Direct measurement of lactose/proton symport in Escherichia coli membrane vesicles: further evidence for the involvement of histidine residue(s).

Abstract

Addition of lactose to Escherichia coli ML 308-225 membrane vesicles under nonenergized conditions induces transient alkalinization of the medium, and the initial rate of proton influx is stimulated by valinomycin and abolished by nigericin or carbonyl cyanide m-chlorophenylhydrazone. A functional lac y gene product is absolutely required as the effect is not observed in ML 308-225 vesicles treated with N-ethylmaleimide nor with vesicles from uninduced Escherichia coli ML 30. Furthermore, the magnitude of the phenomenon is enhanced about 3-fold in vesicles from Escherichia coli T206, which contain amplified levels of the lac carrier protein. Kinetic parameters for lactose-induced proton influx are the same as those determined for lactose-facilitated diffusion, and quantitative comparison of the initial rates of the two fluxes indicates that the stoichiometry between protons and lactose is 1:1. Treatment of ML 308-225 vesicles with diethyl pyrocarbonate causes inactivation of lactose-induced proton influx.
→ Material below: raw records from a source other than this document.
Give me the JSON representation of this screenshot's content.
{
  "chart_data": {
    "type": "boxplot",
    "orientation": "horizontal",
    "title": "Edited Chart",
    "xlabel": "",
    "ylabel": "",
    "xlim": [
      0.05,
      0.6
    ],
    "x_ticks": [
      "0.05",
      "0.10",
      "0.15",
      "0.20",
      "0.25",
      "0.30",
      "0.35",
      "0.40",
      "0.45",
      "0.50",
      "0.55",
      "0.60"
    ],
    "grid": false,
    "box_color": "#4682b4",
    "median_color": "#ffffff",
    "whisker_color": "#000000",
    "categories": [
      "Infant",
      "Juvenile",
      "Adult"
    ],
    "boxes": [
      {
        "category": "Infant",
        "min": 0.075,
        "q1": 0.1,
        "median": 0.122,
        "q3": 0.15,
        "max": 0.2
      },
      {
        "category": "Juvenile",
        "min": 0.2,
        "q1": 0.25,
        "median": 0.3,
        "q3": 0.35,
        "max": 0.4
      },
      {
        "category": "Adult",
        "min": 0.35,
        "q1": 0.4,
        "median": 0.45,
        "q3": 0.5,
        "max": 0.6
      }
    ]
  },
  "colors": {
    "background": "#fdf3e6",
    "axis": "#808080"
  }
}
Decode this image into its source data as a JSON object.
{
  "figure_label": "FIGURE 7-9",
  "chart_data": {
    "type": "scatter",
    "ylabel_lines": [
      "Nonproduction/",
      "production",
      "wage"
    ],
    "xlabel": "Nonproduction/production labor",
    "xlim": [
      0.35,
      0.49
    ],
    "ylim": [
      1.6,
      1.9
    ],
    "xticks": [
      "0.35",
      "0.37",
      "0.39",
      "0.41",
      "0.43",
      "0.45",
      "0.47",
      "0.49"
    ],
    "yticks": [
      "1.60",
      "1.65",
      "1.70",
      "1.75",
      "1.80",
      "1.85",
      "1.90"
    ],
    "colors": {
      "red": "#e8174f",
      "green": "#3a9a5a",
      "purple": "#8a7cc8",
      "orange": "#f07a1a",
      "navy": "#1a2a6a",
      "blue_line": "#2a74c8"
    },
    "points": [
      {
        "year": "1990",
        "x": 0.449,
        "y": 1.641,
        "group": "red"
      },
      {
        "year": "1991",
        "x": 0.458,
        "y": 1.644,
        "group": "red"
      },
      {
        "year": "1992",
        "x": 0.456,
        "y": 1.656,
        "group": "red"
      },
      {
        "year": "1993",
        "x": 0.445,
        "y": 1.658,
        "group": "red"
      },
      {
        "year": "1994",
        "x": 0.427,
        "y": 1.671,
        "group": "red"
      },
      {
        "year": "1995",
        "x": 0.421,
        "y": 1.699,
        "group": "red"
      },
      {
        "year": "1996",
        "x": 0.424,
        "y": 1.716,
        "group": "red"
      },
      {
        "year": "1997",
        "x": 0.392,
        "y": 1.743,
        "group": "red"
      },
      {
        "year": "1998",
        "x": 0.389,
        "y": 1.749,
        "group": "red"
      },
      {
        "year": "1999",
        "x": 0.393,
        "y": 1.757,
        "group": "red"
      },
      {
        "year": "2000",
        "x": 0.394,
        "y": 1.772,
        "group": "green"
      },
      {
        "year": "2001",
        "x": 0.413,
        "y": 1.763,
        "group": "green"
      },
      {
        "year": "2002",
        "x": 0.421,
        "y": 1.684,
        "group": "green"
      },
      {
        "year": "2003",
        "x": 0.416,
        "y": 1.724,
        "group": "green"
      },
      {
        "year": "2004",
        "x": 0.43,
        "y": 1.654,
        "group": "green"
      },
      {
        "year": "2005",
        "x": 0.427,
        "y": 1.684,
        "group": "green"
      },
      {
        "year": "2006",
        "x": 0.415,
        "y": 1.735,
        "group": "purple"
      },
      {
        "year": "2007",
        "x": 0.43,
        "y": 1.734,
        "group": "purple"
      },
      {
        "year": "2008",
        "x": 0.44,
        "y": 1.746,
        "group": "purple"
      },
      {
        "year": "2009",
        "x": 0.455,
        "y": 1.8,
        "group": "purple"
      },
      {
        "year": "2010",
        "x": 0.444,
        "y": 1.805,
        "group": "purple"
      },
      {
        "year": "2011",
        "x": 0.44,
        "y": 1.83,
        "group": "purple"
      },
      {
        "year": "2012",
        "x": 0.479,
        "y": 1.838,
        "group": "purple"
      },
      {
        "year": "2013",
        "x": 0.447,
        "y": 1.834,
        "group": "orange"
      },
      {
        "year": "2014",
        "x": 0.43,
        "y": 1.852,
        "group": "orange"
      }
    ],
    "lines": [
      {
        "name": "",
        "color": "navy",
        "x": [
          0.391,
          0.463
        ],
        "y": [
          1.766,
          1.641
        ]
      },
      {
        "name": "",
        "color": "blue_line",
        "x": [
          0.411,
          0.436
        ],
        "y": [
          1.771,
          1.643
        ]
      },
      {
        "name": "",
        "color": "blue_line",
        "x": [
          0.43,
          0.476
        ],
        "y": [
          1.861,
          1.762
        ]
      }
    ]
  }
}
Remarkably, however, treatment with the histidine reagent enhances the rate of lactose-facilitated diffusion in a manner suggesting that the altered lac carrier catalyzes lactose influx without the symport of protons. The results are consistent with the hypothesis that acylation of a histidyl residue(s) in the lac carrier protein dissociates lactose influx from proton influx and indicate that this residue(s) play(s) an important role in the pathway of proton translocation.